Flickering and reversed depth

Translucency can sometimes cause a material to flicker, or cause sorting issues with nearby surfaces. In both cases consider using $alphatest instead of $translucent when this happens. It drastically lowers quality, but will usually resolve the issue and is much faster to draw. It will also cast flashlight shadows, unlike translucents.


Translucent2p.png


Unlike $translucent which allows for varying degrees of opacity, alpha testing does not - portions of your texture are either 'on' or 'off'. $alphatestreference, a normal parameter, controls the filtering of the transparency masking (Using lower values like .01 will result in a more blurred edge while a value of .99 will be extremely sharp.) Since alpha-testing is cheaper than $translucent, this can be used to achieve a similar effect to materials using the $translucent parameter at reduced cost. Using $allowAlphaToCoverage will enable antialiasing of alpha-tested textures, giving them much softer edges. Reference values won't affect the normal appearance of a texture with this enabled, however it will have an effect if the flashlight is shone on the surface.

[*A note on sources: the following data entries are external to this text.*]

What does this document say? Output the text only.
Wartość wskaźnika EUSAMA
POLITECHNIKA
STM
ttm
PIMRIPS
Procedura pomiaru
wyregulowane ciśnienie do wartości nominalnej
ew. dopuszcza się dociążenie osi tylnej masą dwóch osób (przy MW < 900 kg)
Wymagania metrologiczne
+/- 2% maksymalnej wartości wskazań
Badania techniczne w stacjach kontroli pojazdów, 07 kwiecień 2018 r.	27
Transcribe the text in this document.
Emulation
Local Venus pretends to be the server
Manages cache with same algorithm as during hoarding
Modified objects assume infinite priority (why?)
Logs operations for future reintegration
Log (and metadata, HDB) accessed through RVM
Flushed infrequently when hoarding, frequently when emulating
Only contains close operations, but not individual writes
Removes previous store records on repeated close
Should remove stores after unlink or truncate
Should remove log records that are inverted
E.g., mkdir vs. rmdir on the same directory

Note.png Note: The effect of $allowAlphaToCoverage will only be visible if the user has MSAA enabled.

Compatibility with other effects

Certain shader parameters (such as $envmap) disable translucency. If you are having trouble getting it to work, try commenting out other parts of the material.

Note.png Note: <Counter-Strike: Global Offensive> Counter-Strike: Global Offensive and <Garry's Mod> Garry's Mod support $envmap with translucency.

Filtering borders

Texture filtering will blend nearby pixels together even if some of of them are entirely transparent. This can create unwanted outlining effects if sudden drop-offs in alpha coincide with drop-offs in colour, which may well happen when the alpha channel reaches zero and you stop being able to see the pixels.

An unwanted filtering border.

To resolve this issue, simply blend the colours of your image slightly beyond where the alpha channel drops off. This can be easily achieved by duplicating the translucent layer and smudging it into the relevant areas.

Fixing filtering borders.

(For users of older versions of The GIMP, the program will automatically remove colour information for pixels with an alpha of zero whenever layers are combined. As a work-around for this, you could give those pixels an alpha value of one instead.

As of GIMP 2.8.14, pixels with an alpha value of 0 retain their color information when saved as a tga.